Prof. Wolfgang Dietrich, UNESCO Chair for Peace Studies, University of Innsbruck, Austria

 

Professor Wolfgang Dietrich, UNESCO Chair for Peace Studies at the University of Innsbruck, Austria, addressed a Bilkent International Security and Strategy Seminar on December 2, 2015 and made a presentation entitled “Peace Project Europe and the so-called Refugee Crisis”.

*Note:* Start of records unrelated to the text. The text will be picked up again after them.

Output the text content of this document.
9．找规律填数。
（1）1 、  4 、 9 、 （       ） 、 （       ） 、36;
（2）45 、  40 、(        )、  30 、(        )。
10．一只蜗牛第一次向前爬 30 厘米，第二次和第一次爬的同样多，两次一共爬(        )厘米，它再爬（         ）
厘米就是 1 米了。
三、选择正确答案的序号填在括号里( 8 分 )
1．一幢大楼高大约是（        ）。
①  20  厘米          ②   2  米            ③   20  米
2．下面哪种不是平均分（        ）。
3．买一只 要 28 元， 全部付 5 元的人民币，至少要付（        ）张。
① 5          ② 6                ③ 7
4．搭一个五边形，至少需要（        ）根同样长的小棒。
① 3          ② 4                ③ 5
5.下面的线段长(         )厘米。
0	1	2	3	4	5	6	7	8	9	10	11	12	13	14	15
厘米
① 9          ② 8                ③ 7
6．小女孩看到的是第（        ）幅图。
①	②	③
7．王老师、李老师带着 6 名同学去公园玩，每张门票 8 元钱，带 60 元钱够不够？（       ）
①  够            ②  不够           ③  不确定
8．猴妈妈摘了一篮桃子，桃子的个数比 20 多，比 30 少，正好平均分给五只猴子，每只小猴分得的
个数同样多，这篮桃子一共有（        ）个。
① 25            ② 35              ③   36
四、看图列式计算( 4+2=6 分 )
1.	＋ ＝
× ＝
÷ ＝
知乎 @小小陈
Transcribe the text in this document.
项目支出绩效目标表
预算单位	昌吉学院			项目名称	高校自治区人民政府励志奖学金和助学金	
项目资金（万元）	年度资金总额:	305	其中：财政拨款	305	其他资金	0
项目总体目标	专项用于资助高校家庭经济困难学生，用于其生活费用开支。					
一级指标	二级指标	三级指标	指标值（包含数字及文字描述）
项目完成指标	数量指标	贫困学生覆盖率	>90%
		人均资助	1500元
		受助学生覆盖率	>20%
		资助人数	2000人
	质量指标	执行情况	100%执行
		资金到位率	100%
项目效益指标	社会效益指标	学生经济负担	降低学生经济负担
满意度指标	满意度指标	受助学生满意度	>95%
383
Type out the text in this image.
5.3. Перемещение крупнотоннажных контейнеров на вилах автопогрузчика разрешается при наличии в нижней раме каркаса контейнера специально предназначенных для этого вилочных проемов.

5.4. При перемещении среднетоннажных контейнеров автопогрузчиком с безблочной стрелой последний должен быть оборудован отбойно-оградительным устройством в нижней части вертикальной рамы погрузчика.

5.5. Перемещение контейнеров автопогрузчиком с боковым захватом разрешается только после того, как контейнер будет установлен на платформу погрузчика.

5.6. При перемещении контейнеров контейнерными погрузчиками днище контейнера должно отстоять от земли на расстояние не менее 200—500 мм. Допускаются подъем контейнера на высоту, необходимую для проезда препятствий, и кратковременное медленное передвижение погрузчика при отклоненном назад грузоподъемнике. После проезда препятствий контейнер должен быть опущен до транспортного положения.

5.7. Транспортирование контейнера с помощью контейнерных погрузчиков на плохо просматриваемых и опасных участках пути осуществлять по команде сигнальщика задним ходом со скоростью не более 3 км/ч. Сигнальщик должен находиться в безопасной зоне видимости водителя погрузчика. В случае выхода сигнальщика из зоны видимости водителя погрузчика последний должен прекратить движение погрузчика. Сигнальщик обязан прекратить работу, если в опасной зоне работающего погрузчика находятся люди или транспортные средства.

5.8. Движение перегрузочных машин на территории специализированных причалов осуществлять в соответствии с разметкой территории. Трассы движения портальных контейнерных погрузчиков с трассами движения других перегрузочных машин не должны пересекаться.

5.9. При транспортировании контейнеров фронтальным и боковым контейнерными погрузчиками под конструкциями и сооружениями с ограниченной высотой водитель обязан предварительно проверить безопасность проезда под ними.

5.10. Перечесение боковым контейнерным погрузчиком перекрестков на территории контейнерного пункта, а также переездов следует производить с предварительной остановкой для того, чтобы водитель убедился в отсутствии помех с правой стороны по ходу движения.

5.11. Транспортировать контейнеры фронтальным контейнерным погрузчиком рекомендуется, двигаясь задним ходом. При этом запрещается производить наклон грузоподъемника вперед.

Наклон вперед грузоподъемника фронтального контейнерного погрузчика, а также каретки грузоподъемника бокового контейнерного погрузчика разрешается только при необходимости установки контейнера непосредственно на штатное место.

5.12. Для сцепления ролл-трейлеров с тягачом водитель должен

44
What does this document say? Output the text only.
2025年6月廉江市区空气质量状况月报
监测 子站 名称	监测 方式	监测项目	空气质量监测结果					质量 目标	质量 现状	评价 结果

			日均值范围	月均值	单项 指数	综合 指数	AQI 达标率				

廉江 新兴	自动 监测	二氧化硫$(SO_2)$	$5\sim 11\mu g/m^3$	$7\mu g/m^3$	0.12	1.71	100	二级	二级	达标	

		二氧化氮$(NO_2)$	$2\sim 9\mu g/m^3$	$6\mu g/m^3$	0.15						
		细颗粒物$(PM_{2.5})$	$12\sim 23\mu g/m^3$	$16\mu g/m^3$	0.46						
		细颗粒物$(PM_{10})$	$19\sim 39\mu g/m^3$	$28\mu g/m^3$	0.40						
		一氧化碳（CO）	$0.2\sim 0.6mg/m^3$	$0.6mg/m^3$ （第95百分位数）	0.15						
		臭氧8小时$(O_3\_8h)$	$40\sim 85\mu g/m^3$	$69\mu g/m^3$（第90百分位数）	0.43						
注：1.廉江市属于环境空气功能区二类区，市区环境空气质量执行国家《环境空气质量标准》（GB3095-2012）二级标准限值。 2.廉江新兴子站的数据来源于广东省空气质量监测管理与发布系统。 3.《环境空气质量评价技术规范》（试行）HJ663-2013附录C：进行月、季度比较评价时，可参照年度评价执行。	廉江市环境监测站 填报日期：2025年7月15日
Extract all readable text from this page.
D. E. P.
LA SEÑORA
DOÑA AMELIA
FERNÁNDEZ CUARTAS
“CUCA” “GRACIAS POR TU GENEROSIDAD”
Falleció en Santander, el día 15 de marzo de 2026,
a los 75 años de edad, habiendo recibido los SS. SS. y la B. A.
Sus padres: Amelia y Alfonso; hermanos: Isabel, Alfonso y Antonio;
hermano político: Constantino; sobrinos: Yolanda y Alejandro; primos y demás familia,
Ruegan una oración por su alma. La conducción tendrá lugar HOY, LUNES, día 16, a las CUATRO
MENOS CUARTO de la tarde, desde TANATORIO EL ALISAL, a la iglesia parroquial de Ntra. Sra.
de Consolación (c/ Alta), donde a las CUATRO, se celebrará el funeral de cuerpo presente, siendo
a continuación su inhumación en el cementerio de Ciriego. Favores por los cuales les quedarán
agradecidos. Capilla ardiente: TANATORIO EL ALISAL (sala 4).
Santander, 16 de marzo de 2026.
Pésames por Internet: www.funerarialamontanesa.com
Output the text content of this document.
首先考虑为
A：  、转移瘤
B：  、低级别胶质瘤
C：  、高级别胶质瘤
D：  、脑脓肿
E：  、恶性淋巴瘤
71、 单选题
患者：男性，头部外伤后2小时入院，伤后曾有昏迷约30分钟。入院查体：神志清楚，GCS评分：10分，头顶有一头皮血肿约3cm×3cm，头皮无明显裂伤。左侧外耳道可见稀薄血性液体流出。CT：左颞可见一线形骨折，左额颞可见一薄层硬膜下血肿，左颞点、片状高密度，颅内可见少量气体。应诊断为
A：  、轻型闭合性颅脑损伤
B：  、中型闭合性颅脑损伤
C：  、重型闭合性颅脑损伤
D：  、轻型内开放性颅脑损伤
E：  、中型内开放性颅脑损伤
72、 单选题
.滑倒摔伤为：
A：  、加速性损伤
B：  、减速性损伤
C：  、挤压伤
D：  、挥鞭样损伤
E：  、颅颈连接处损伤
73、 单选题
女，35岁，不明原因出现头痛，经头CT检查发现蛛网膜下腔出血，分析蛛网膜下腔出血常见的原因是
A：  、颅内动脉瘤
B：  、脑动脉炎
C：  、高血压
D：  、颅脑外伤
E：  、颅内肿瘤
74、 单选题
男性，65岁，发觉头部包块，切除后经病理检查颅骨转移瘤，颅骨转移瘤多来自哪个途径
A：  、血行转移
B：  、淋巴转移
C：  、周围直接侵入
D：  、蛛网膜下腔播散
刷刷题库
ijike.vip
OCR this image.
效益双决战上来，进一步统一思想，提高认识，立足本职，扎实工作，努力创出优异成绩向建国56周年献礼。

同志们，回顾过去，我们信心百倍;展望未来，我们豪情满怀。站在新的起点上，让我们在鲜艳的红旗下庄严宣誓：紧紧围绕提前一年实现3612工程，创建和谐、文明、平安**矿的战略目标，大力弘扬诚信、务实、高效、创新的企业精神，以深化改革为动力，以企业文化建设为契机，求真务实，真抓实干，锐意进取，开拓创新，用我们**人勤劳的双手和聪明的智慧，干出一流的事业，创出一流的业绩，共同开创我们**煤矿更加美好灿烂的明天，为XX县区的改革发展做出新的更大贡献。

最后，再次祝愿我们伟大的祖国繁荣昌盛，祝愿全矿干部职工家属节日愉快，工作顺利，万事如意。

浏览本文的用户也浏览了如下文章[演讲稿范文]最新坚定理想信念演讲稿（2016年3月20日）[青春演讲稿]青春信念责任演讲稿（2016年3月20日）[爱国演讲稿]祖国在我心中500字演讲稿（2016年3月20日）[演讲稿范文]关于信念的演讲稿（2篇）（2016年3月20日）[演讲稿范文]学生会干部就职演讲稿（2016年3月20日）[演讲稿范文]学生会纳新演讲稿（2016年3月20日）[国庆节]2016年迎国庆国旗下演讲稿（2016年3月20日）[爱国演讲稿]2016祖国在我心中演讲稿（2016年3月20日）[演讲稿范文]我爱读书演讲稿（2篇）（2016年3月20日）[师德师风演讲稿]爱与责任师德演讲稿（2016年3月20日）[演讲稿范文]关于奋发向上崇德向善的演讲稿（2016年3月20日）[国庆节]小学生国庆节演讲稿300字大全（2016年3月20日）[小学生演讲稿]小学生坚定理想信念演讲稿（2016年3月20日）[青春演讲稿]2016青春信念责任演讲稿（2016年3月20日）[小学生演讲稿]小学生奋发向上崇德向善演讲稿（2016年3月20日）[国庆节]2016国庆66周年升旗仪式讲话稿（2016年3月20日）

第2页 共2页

In his thought provoking talk, Dietrich approached Europe’s ‘refugee crisis’ from a historical perspective that took into account the framework of human rights that was codified in international law in the aftermath of the Second World War. Dietrich drew attention to the philosophical and conceptual foundations of the European Union as a peace project. Dietrich argued that three international documents were critical to understanding the contemporary conception of a refugee in Europe; the 1948 Universal Declaration of Human Rights, the 1951 UNCHR Convention and its protocol signed in 1967. Most importantly, Dietrich argued that these international documents were written by people of the same spirit and based on European principles, such as the primacy of the individual as the carrier of human rights, and the primacy of the nation state. That is why, according to Dietrich, in today’s Europe one of the most important discussions about the current ‘refugee crisis’ is focused on whether refugees are economic migrants or not. In Dietrich’s view, while this discussion belonged to the far right in the past, recently it has become a part of the mainstream.

Professor Dietrich called for a rethinking of European concepts in dealing with the ongoing ‘refugee crisis’; the concept of human rights based on individualism, the concepts of war and sovereignty based on the nation state, and finally the concept of refugee as distinct from the concept of an economic migrant.